Comentava há poucos dias com um parceiro de tênis sobre a beleza da nossa transição democrática, em que um presidente eleito passou a faixa presidencial para outro chefe de governo também eleito pelo povo. Meu interlocutor lembrou que a presença de Fidel Castro na posse de Lula deveria fazer o Brasil pensar nas maravilhas do modelo cubano, que proporcionou tantas conquistas no campo da ordem social, tais como saúde, educação, desporto etc. Perguntei-lhe se sabia a diferença entre a forma e o sistema de governo que vigoram nos dois países. Diante do seu silêncio, expliquei-lhe que Cuba é uma ditadura, ou seja, um regime político no qual todos os poderes dependem da autoridade de uma só pessoa, e a República Federativa do Brasil, formada pela união indissolúvel dos Estados e Municípios e do Distrito Federal, constitui-se em Estado Democrático de Direito (preâmbulo e art. 1º).

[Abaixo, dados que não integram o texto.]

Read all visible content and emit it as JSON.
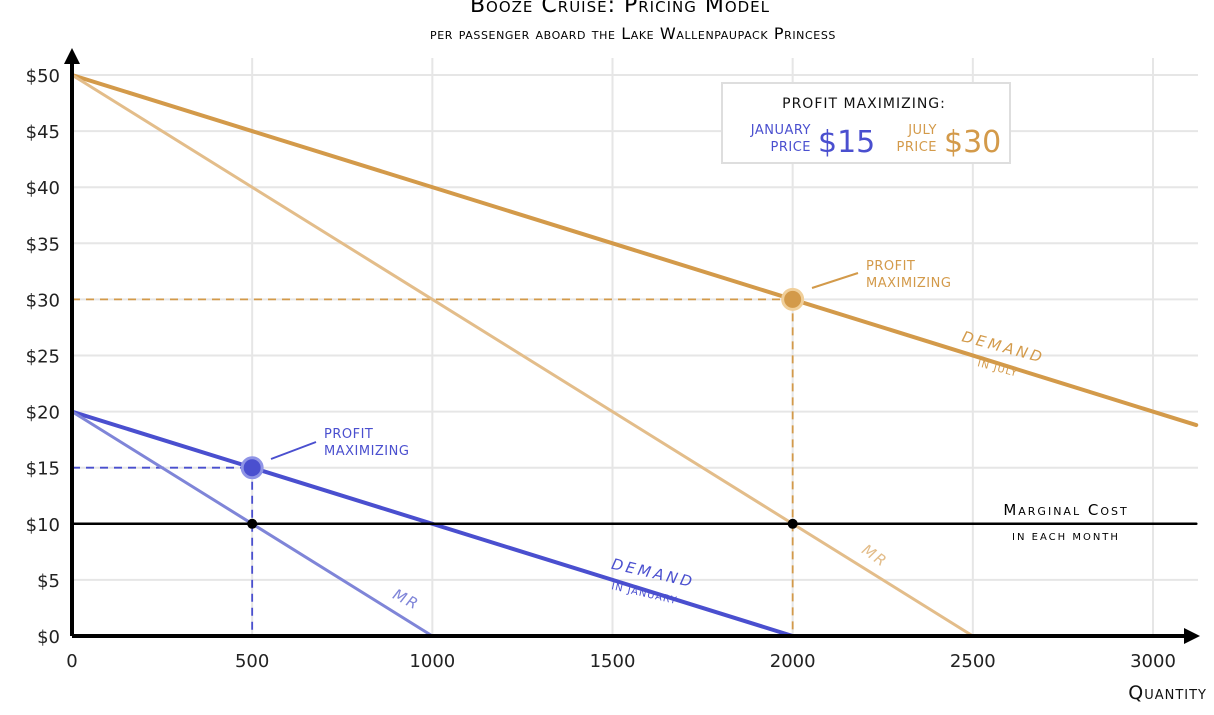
{
  "chart_data": {
    "type": "line",
    "title": "Booze Cruise: Pricing Model",
    "subtitle": "per passenger aboard the Lake Wallenpaupack Princess",
    "xlabel": "Quantity",
    "ylabel": "",
    "xlim": [
      0,
      3120
    ],
    "ylim": [
      0,
      50
    ],
    "x_ticks": [
      0,
      500,
      1000,
      1500,
      2000,
      2500,
      3000
    ],
    "y_ticks": [
      0,
      5,
      10,
      15,
      20,
      25,
      30,
      35,
      40,
      45,
      50
    ],
    "y_tick_prefix": "$",
    "grid": true,
    "colors": {
      "january": "#4a4fcf",
      "july": "#d39a4a",
      "mr_january": "#7f85d8",
      "mr_july": "#e3bd8a",
      "cost": "#000000",
      "grid": "#e6e6e6"
    },
    "series": [
      {
        "key": "demand_july",
        "label_main": "Demand",
        "label_sub": "in July",
        "x": [
          0,
          3120
        ],
        "y": [
          50,
          18.8
        ]
      },
      {
        "key": "mr_july",
        "label_main": "MR",
        "x": [
          0,
          2500
        ],
        "y": [
          50,
          0
        ]
      },
      {
        "key": "demand_january",
        "label_main": "Demand",
        "label_sub": "in January",
        "x": [
          0,
          2000
        ],
        "y": [
          20,
          0
        ]
      },
      {
        "key": "mr_january",
        "label_main": "MR",
        "x": [
          0,
          1000
        ],
        "y": [
          20,
          0
        ]
      },
      {
        "key": "marginal_cost",
        "label_main": "Marginal Cost",
        "label_sub": "in each month",
        "x": [
          0,
          3120
        ],
        "y": [
          10,
          10
        ]
      }
    ],
    "points": [
      {
        "key": "july_optimum",
        "x": 2000,
        "y": 30,
        "label_lines": [
          "PROFIT",
          "MAXIMIZING"
        ]
      },
      {
        "key": "january_optimum",
        "x": 500,
        "y": 15,
        "label_lines": [
          "PROFIT",
          "MAXIMIZING"
        ]
      },
      {
        "key": "july_mr_mc",
        "x": 2000,
        "y": 10
      },
      {
        "key": "january_mr_mc",
        "x": 500,
        "y": 10
      }
    ],
    "legend_box": {
      "heading": "PROFIT MAXIMIZING:",
      "january_label_lines": [
        "JANUARY",
        "PRICE"
      ],
      "january_value": "$15",
      "july_label_lines": [
        "JULY",
        "PRICE"
      ],
      "july_value": "$30",
      "placement": "top-right"
    }
  }
}
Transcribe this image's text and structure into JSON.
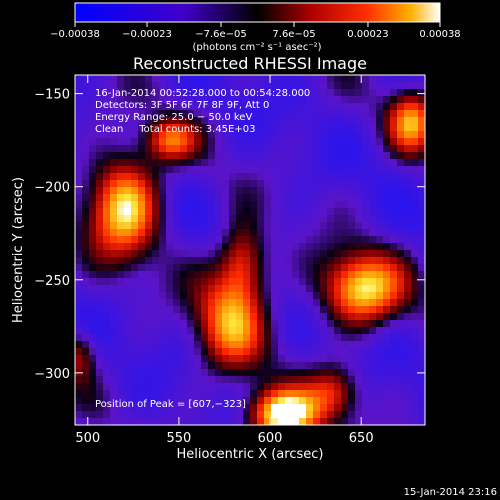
{
  "chart_data": {
    "type": "heatmap",
    "title": "Reconstructed RHESSI Image",
    "xlabel": "Heliocentric X (arcsec)",
    "ylabel": "Heliocentric Y (arcsec)",
    "xlim": [
      493,
      685
    ],
    "ylim": [
      -328,
      -140
    ],
    "x_ticks": [
      {
        "value": 500,
        "label": "500"
      },
      {
        "value": 550,
        "label": "550"
      },
      {
        "value": 600,
        "label": "600"
      },
      {
        "value": 650,
        "label": "650"
      }
    ],
    "y_ticks": [
      {
        "value": -150,
        "label": "−150"
      },
      {
        "value": -200,
        "label": "−200"
      },
      {
        "value": -250,
        "label": "−250"
      },
      {
        "value": -300,
        "label": "−300"
      }
    ],
    "colorbar": {
      "min": -0.00038,
      "max": 0.00038,
      "tick_labels": [
        {
          "value": -0.00038,
          "label": "−0.00038"
        },
        {
          "value": -0.00023,
          "label": "−0.00023"
        },
        {
          "value": -7.6e-05,
          "label": "−7.6e−05"
        },
        {
          "value": 7.6e-05,
          "label": "7.6e−05"
        },
        {
          "value": 0.00023,
          "label": "0.00023"
        },
        {
          "value": 0.00038,
          "label": "0.00038"
        }
      ],
      "unit": "(photons cm⁻² s⁻¹ asec⁻²)"
    },
    "annotations": {
      "time_range": "16-Jan-2014 00:52:28.000 to 00:54:28.000",
      "detectors": "Detectors: 3F 5F 6F 7F 8F 9F, Att 0",
      "energy": "Energy Range: 25.0 − 50.0 keV",
      "clean": "Clean     Total counts: 3.45E+03",
      "peak": "Position of Peak = [607,−323]"
    },
    "footer_date": "15-Jan-2014 23:16",
    "peak_position": [
      607,
      -323
    ],
    "sources": [
      {
        "x": 520,
        "y": -210,
        "level": 0.85,
        "sx": 14,
        "sy": 20
      },
      {
        "x": 545,
        "y": -175,
        "level": 0.55,
        "sx": 10,
        "sy": 8
      },
      {
        "x": 578,
        "y": -272,
        "level": 0.65,
        "sx": 14,
        "sy": 20
      },
      {
        "x": 585,
        "y": -240,
        "level": 0.55,
        "sx": 9,
        "sy": 14
      },
      {
        "x": 650,
        "y": -255,
        "level": 0.85,
        "sx": 16,
        "sy": 14
      },
      {
        "x": 678,
        "y": -165,
        "level": 0.65,
        "sx": 9,
        "sy": 12
      },
      {
        "x": 607,
        "y": -323,
        "level": 1.0,
        "sx": 14,
        "sy": 10
      },
      {
        "x": 635,
        "y": -310,
        "level": 0.45,
        "sx": 10,
        "sy": 10
      },
      {
        "x": 495,
        "y": -290,
        "level": 0.4,
        "sx": 7,
        "sy": 10
      }
    ]
  }
}
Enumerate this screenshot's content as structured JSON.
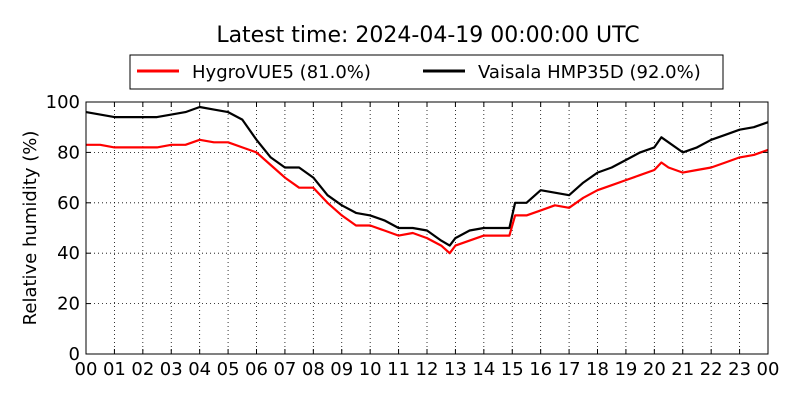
{
  "chart_data": {
    "type": "line",
    "title": "Latest time: 2024-04-19 00:00:00 UTC",
    "xlabel": "",
    "ylabel": "Relative humidity (%)",
    "xlim": [
      0,
      24
    ],
    "ylim": [
      0,
      100
    ],
    "grid": true,
    "legend_position": "top-center",
    "x_ticks": [
      "00",
      "01",
      "02",
      "03",
      "04",
      "05",
      "06",
      "07",
      "08",
      "09",
      "10",
      "11",
      "12",
      "13",
      "14",
      "15",
      "16",
      "17",
      "18",
      "19",
      "20",
      "21",
      "22",
      "23",
      "00"
    ],
    "y_ticks": [
      "0",
      "20",
      "40",
      "60",
      "80",
      "100"
    ],
    "x": [
      0,
      0.5,
      1,
      1.5,
      2,
      2.5,
      3,
      3.5,
      4,
      4.5,
      5,
      5.5,
      6,
      6.5,
      7,
      7.5,
      8,
      8.5,
      9,
      9.5,
      10,
      10.5,
      11,
      11.5,
      12,
      12.5,
      12.8,
      13,
      13.5,
      14,
      14.5,
      14.9,
      15.1,
      15.5,
      16,
      16.5,
      17,
      17.5,
      18,
      18.5,
      19,
      19.5,
      20,
      20.25,
      20.5,
      21,
      21.5,
      22,
      22.5,
      23,
      23.5,
      24
    ],
    "series": [
      {
        "name": "HygroVUE5 (81.0%)",
        "color": "#ff0000",
        "values": [
          83,
          83,
          82,
          82,
          82,
          82,
          83,
          83,
          85,
          84,
          84,
          82,
          80,
          75,
          70,
          66,
          66,
          60,
          55,
          51,
          51,
          49,
          47,
          48,
          46,
          43,
          40,
          43,
          45,
          47,
          47,
          47,
          55,
          55,
          57,
          59,
          58,
          62,
          65,
          67,
          69,
          71,
          73,
          76,
          74,
          72,
          73,
          74,
          76,
          78,
          79,
          81
        ]
      },
      {
        "name": "Vaisala HMP35D (92.0%)",
        "color": "#000000",
        "values": [
          96,
          95,
          94,
          94,
          94,
          94,
          95,
          96,
          98,
          97,
          96,
          93,
          85,
          78,
          74,
          74,
          70,
          63,
          59,
          56,
          55,
          53,
          50,
          50,
          49,
          45,
          43,
          46,
          49,
          50,
          50,
          50,
          60,
          60,
          65,
          64,
          63,
          68,
          72,
          74,
          77,
          80,
          82,
          86,
          84,
          80,
          82,
          85,
          87,
          89,
          90,
          92
        ]
      }
    ]
  }
}
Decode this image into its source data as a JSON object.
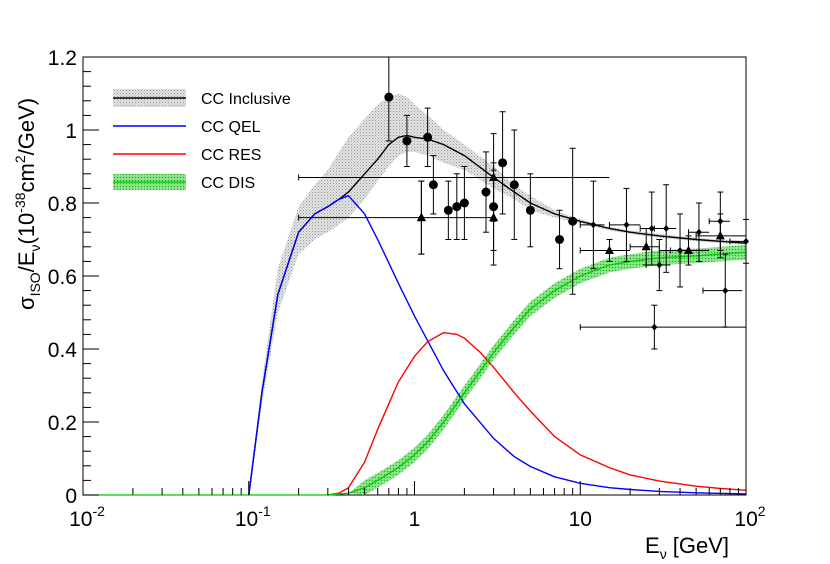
{
  "chart_data": {
    "type": "line",
    "title": "",
    "x_scale": "log",
    "xlim": [
      0.01,
      100
    ],
    "ylim": [
      0,
      1.2
    ],
    "xlabel": {
      "main": "E",
      "sub": "ν",
      "unit": " [GeV]"
    },
    "ylabel": {
      "sigma": "σ",
      "sub1": "ISO",
      "mid": "/E",
      "sub2": "ν",
      "open": "(10",
      "exp1": "-38",
      "cm": "cm",
      "exp2": "2",
      "close": "/GeV)"
    },
    "x_ticks": [
      {
        "value": 0.01,
        "base": "10",
        "exp": "-2"
      },
      {
        "value": 0.1,
        "base": "10",
        "exp": "-1"
      },
      {
        "value": 1,
        "base": "1",
        "exp": ""
      },
      {
        "value": 10,
        "base": "10",
        "exp": ""
      },
      {
        "value": 100,
        "base": "10",
        "exp": "2"
      }
    ],
    "y_ticks": [
      {
        "value": 0,
        "label": "0"
      },
      {
        "value": 0.2,
        "label": "0.2"
      },
      {
        "value": 0.4,
        "label": "0.4"
      },
      {
        "value": 0.6,
        "label": "0.6"
      },
      {
        "value": 0.8,
        "label": "0.8"
      },
      {
        "value": 1.0,
        "label": "1"
      },
      {
        "value": 1.2,
        "label": "1.2"
      }
    ],
    "legend": {
      "placement": "top-left",
      "entries": [
        {
          "key": "inclusive",
          "label": "CC Inclusive"
        },
        {
          "key": "qel",
          "label": "CC QEL"
        },
        {
          "key": "res",
          "label": "CC RES"
        },
        {
          "key": "dis",
          "label": "CC DIS"
        }
      ]
    },
    "series": [
      {
        "key": "inclusive",
        "name": "CC Inclusive",
        "color": "#000000",
        "x": [
          0.1,
          0.12,
          0.15,
          0.2,
          0.25,
          0.3,
          0.35,
          0.4,
          0.5,
          0.6,
          0.7,
          0.8,
          0.9,
          1.0,
          1.2,
          1.5,
          2,
          3,
          4,
          5,
          7,
          10,
          15,
          20,
          30,
          50,
          70,
          100
        ],
        "y": [
          0,
          0.28,
          0.55,
          0.72,
          0.77,
          0.79,
          0.81,
          0.83,
          0.88,
          0.92,
          0.96,
          0.98,
          0.985,
          0.98,
          0.975,
          0.96,
          0.93,
          0.87,
          0.83,
          0.8,
          0.77,
          0.75,
          0.73,
          0.72,
          0.71,
          0.7,
          0.695,
          0.69
        ],
        "band_low": [
          0,
          0.25,
          0.5,
          0.66,
          0.7,
          0.72,
          0.74,
          0.76,
          0.81,
          0.86,
          0.9,
          0.93,
          0.94,
          0.94,
          0.93,
          0.91,
          0.89,
          0.84,
          0.81,
          0.78,
          0.76,
          0.745,
          0.725,
          0.715,
          0.705,
          0.695,
          0.69,
          0.685
        ],
        "band_high": [
          0,
          0.31,
          0.62,
          0.79,
          0.85,
          0.89,
          0.94,
          0.98,
          1.03,
          1.07,
          1.09,
          1.1,
          1.09,
          1.07,
          1.04,
          1.0,
          0.96,
          0.9,
          0.85,
          0.82,
          0.78,
          0.755,
          0.735,
          0.725,
          0.715,
          0.705,
          0.7,
          0.695
        ]
      },
      {
        "key": "qel",
        "name": "CC QEL",
        "color": "#0000ff",
        "x": [
          0.1,
          0.12,
          0.15,
          0.2,
          0.25,
          0.3,
          0.35,
          0.4,
          0.5,
          0.6,
          0.8,
          1.0,
          1.5,
          2,
          3,
          4,
          5,
          7,
          10,
          15,
          20,
          30,
          50,
          100
        ],
        "y": [
          0,
          0.28,
          0.55,
          0.72,
          0.77,
          0.79,
          0.81,
          0.82,
          0.77,
          0.7,
          0.58,
          0.49,
          0.34,
          0.25,
          0.155,
          0.105,
          0.078,
          0.05,
          0.032,
          0.02,
          0.015,
          0.01,
          0.006,
          0.003
        ]
      },
      {
        "key": "res",
        "name": "CC RES",
        "color": "#ff0000",
        "x": [
          0.3,
          0.35,
          0.4,
          0.5,
          0.6,
          0.7,
          0.8,
          1.0,
          1.2,
          1.5,
          1.8,
          2,
          2.5,
          3,
          4,
          5,
          7,
          10,
          15,
          20,
          30,
          50,
          70,
          100
        ],
        "y": [
          0,
          0.005,
          0.02,
          0.09,
          0.18,
          0.25,
          0.31,
          0.38,
          0.42,
          0.445,
          0.44,
          0.43,
          0.39,
          0.35,
          0.28,
          0.23,
          0.16,
          0.11,
          0.075,
          0.055,
          0.038,
          0.024,
          0.018,
          0.013
        ]
      },
      {
        "key": "dis",
        "name": "CC DIS",
        "color": "#00cc00",
        "x": [
          0.3,
          0.4,
          0.5,
          0.6,
          0.8,
          1.0,
          1.2,
          1.5,
          2,
          2.5,
          3,
          4,
          5,
          7,
          10,
          15,
          20,
          30,
          50,
          70,
          100
        ],
        "y": [
          0,
          0.005,
          0.02,
          0.04,
          0.075,
          0.11,
          0.145,
          0.2,
          0.28,
          0.34,
          0.39,
          0.46,
          0.51,
          0.56,
          0.6,
          0.63,
          0.64,
          0.65,
          0.655,
          0.66,
          0.665
        ],
        "band_halfwidth": 0.02
      }
    ],
    "data_points": [
      {
        "marker": "circle",
        "x": 0.7,
        "y": 1.09,
        "xerr": [
          0.7,
          0.7
        ],
        "yerr": 0.12
      },
      {
        "marker": "circle",
        "x": 0.9,
        "y": 0.97,
        "xerr": [
          0.9,
          0.9
        ],
        "yerr": 0.07
      },
      {
        "marker": "circle",
        "x": 1.2,
        "y": 0.98,
        "xerr": [
          1.2,
          1.2
        ],
        "yerr": 0.08
      },
      {
        "marker": "circle",
        "x": 1.3,
        "y": 0.85,
        "xerr": [
          1.3,
          1.3
        ],
        "yerr": 0.08
      },
      {
        "marker": "circle",
        "x": 1.6,
        "y": 0.78,
        "xerr": [
          1.6,
          1.6
        ],
        "yerr": 0.08
      },
      {
        "marker": "circle",
        "x": 1.8,
        "y": 0.79,
        "xerr": [
          1.8,
          1.8
        ],
        "yerr": 0.09
      },
      {
        "marker": "circle",
        "x": 2.0,
        "y": 0.8,
        "xerr": [
          2.0,
          2.0
        ],
        "yerr": 0.1
      },
      {
        "marker": "circle",
        "x": 2.7,
        "y": 0.83,
        "xerr": [
          2.7,
          2.7
        ],
        "yerr": 0.11
      },
      {
        "marker": "circle",
        "x": 3.0,
        "y": 0.79,
        "xerr": [
          3.0,
          3.0
        ],
        "yerr": 0.12
      },
      {
        "marker": "circle",
        "x": 3.4,
        "y": 0.91,
        "xerr": [
          3.4,
          3.4
        ],
        "yerr": 0.14
      },
      {
        "marker": "circle",
        "x": 4.0,
        "y": 0.85,
        "xerr": [
          4.0,
          4.0
        ],
        "yerr": 0.15
      },
      {
        "marker": "circle",
        "x": 5.0,
        "y": 0.78,
        "xerr": [
          5.0,
          5.0
        ],
        "yerr": 0.1
      },
      {
        "marker": "circle",
        "x": 7.5,
        "y": 0.7,
        "xerr": [
          7.5,
          7.5
        ],
        "yerr": 0.08
      },
      {
        "marker": "circle",
        "x": 9.0,
        "y": 0.75,
        "xerr": [
          9.0,
          9.0
        ],
        "yerr": 0.2
      },
      {
        "marker": "triangle",
        "x": 1.1,
        "y": 0.76,
        "xerr": [
          0.2,
          3.0
        ],
        "yerr": 0.1
      },
      {
        "marker": "triangle",
        "x": 1.1,
        "y": 0.76,
        "xerr": [
          1.1,
          1.1
        ],
        "yerr": 0.1
      },
      {
        "marker": "triangle",
        "x": 3.0,
        "y": 0.87,
        "xerr": [
          0.2,
          15
        ],
        "yerr": 0.12
      },
      {
        "marker": "triangle",
        "x": 3.0,
        "y": 0.76,
        "xerr": [
          3.0,
          3.0
        ],
        "yerr": 0.13
      },
      {
        "marker": "triangle",
        "x": 15,
        "y": 0.67,
        "xerr": [
          10,
          20
        ],
        "yerr": 0.03
      },
      {
        "marker": "triangle",
        "x": 25,
        "y": 0.68,
        "xerr": [
          20,
          30
        ],
        "yerr": 0.05
      },
      {
        "marker": "triangle",
        "x": 45,
        "y": 0.67,
        "xerr": [
          30,
          60
        ],
        "yerr": 0.04
      },
      {
        "marker": "triangle",
        "x": 70,
        "y": 0.71,
        "xerr": [
          50,
          100
        ],
        "yerr": 0.06
      },
      {
        "marker": "diamond",
        "x": 12,
        "y": 0.74,
        "xerr": [
          10,
          14
        ],
        "yerr": 0.12
      },
      {
        "marker": "diamond",
        "x": 19,
        "y": 0.74,
        "xerr": [
          15,
          23
        ],
        "yerr": 0.1
      },
      {
        "marker": "diamond",
        "x": 27,
        "y": 0.73,
        "xerr": [
          23,
          32
        ],
        "yerr": 0.1
      },
      {
        "marker": "diamond",
        "x": 33,
        "y": 0.73,
        "xerr": [
          28,
          38
        ],
        "yerr": 0.12
      },
      {
        "marker": "diamond",
        "x": 40,
        "y": 0.67,
        "xerr": [
          35,
          45
        ],
        "yerr": 0.1
      },
      {
        "marker": "diamond",
        "x": 52,
        "y": 0.72,
        "xerr": [
          45,
          60
        ],
        "yerr": 0.08
      },
      {
        "marker": "diamond",
        "x": 70,
        "y": 0.75,
        "xerr": [
          60,
          80
        ],
        "yerr": 0.08
      },
      {
        "marker": "diamond",
        "x": 30,
        "y": 0.63,
        "xerr": [
          25,
          35
        ],
        "yerr": 0.07
      },
      {
        "marker": "diamond",
        "x": 28,
        "y": 0.46,
        "xerr": [
          10,
          100
        ],
        "yerr": 0.06
      },
      {
        "marker": "diamond",
        "x": 75,
        "y": 0.56,
        "xerr": [
          55,
          95
        ],
        "yerr": 0.1
      },
      {
        "marker": "diamond",
        "x": 100,
        "y": 0.695,
        "xerr": [
          80,
          100
        ],
        "yerr": 0.06
      }
    ]
  }
}
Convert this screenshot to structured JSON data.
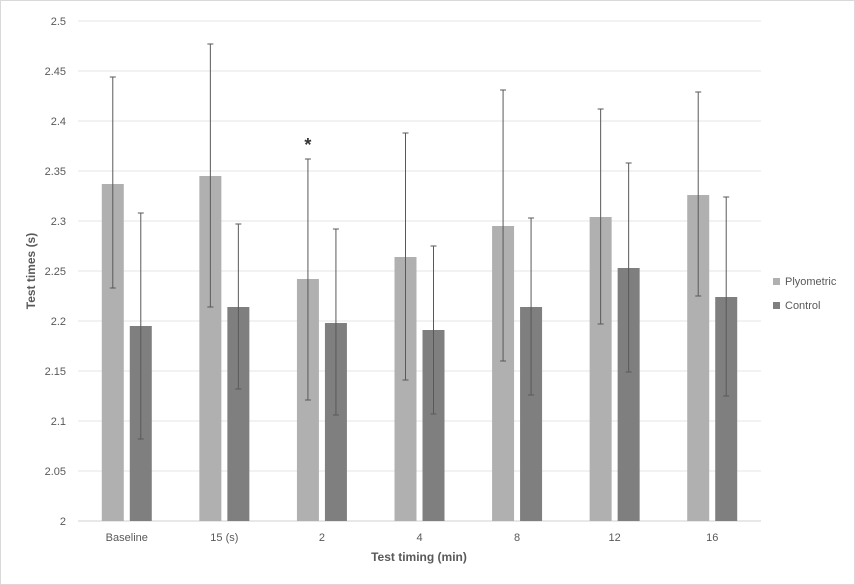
{
  "chart_data": {
    "type": "bar",
    "title": "",
    "xlabel": "Test timing (min)",
    "ylabel": "Test times (s)",
    "ylim": [
      2,
      2.5
    ],
    "yticks": [
      "2",
      "2.05",
      "2.1",
      "2.15",
      "2.2",
      "2.25",
      "2.3",
      "2.35",
      "2.4",
      "2.45",
      "2.5"
    ],
    "grid": true,
    "legend_position": "right",
    "categories": [
      "Baseline",
      "15 (s)",
      "2",
      "4",
      "8",
      "12",
      "16"
    ],
    "series": [
      {
        "name": "Plyometric",
        "color": "#b0b0b0",
        "values": [
          2.337,
          2.345,
          2.242,
          2.264,
          2.295,
          2.304,
          2.326
        ],
        "error_low": [
          2.233,
          2.214,
          2.121,
          2.141,
          2.16,
          2.197,
          2.225
        ],
        "error_high": [
          2.444,
          2.477,
          2.362,
          2.388,
          2.431,
          2.412,
          2.429
        ]
      },
      {
        "name": "Control",
        "color": "#7f7f7f",
        "values": [
          2.195,
          2.214,
          2.198,
          2.191,
          2.214,
          2.253,
          2.224
        ],
        "error_low": [
          2.082,
          2.132,
          2.106,
          2.107,
          2.126,
          2.149,
          2.125
        ],
        "error_high": [
          2.308,
          2.297,
          2.292,
          2.275,
          2.303,
          2.358,
          2.324
        ]
      }
    ],
    "annotations": [
      {
        "text": "*",
        "category": "2",
        "series": "Plyometric"
      }
    ]
  }
}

A era absolutista durou na Inglaterra até meados do século XVII, na França até 1789 e em outros países europeus até o século XIX, por vários motivos. O primeiro foi a criação de novos órgãos de governo, acima de tudo aqueles que dirigiam a organização militar e a política exterior. Além disso, eram as guerras internacionais o que fortalecia o poder do Estado, possibilitando aos monarcas manterem exércitos permanentes, capazes de impor a paz tanto no âmbito nacional como no exterior. Por fim, a revolução protestante contribuiu para o incremento da onipotência real; rompendo com a unidade do cristianismo, aboliu a supremacia papal sobre os governantes seculares, fomentou o nacionalismo, reviveu a doutrina paulina de que “não há autoridade que não venha de Deus” (Rm 13, 1-2) e estimulou os governantes da Europa setentrional a estenderem sua autoridade sobre assuntos religiosos, tanto quanto sobre os civis.
Os soberanos não se submetiam a regra nenhuma. O rei não errava – the king can do no wrong. Dominava a vontade onipotente do monarca, cristalizada na máxima romana quod principi placuit legis habet vigorem, pois o que agradava ao rei tinha força de lei. O Estado sou eu (l’État c’est moi).
Henrique VIII e Elizabete I na Inglaterra, Francisco I e Luís XIV na França, Filipe II na Espanha, Frederico Guilherme I e Frederico II na Prússia, Pedro, o Grande, e Catarina, a Grande, na Rússia foram monarcas absolutos. Sua autoridade real era sagrada, paternal, absolutista e sujeita à razão.
A conduta autocrática desses governantes era sancionada pela filosofia política da época. Thomas Hobbes (1588-1679), no livro Leviatã, concebia o Estado como um monstro todo-poderoso. A condição primitiva da natureza humana foi a vida isolada e independente, em que os homens, profundamente egoístas e isentos de qualquer lei moral, viviam em perpétua luta com os seus semelhantes: “o homem é um lobo para o homem” (bellum omnium in omnes, homo homini lupus). Compreendendo porém que a guerra era inimiga do progresso e que a paz e a união seriam de maiores vantagens para os seus interesses, instituíram, por um pacto livre, a sociedade civil. A conservação deste novo Estado, continuamente ameaçado na sua existência pelos instintos egoístas, persistentes no fundo da natureza humana, exigia um Poder forte, capaz de reprimi-los energicamente. Semelhante poder só se encontra num tirano único, despótico e irresponsável. A monarquia absoluta é a única forma de governo que pode assegurar a paz social e impedir a volta à pior das condições da vida: o estado de guerra permanente. Tal a origem da sociedade civil. Leviatã era o monstro horrível que devora e absorve os direitos individuais. Hobbes leva o absolutismo ao extremo de fazer da vontade do príncipe a norma suprema da moral e da justiça, o árbitro das consciências e o juiz infalível da verdade em matéria religiosa.
Imensas injustiças foram provocadas por esse individualismo, o que permitiu que se tivesse consciência da necessidade da justiça social. O Estado Democrático de Direito é um conceito-chave acolhido pelo preâmbulo e pelo art. 1º da Constituição. Suas características básicas são: a) submissão ao império da lei, como ato emanado formalmente do Poder Legislativo, composto de representantes do povo; b) divisão de poderes, que separe de forma independente e harmônica os Poderes Legislativo, Executivo e Judiciário; c) enunciado e garantia dos direitos individuais (art. 5º) da pessoa humana.
O Estado Democrático de Direito incorpora um componente revolucionário de transformação do statu quo. Aí se demonstra a extrema importância do preâmbulo e do art. 1º da Constituição, quando afirmam que a República Federativa do Brasil se constitui em Estado Democrático de Direito, não como mera promessa de se organizar tal Estado, pois a Constituição aí já o está proclamando e fundando.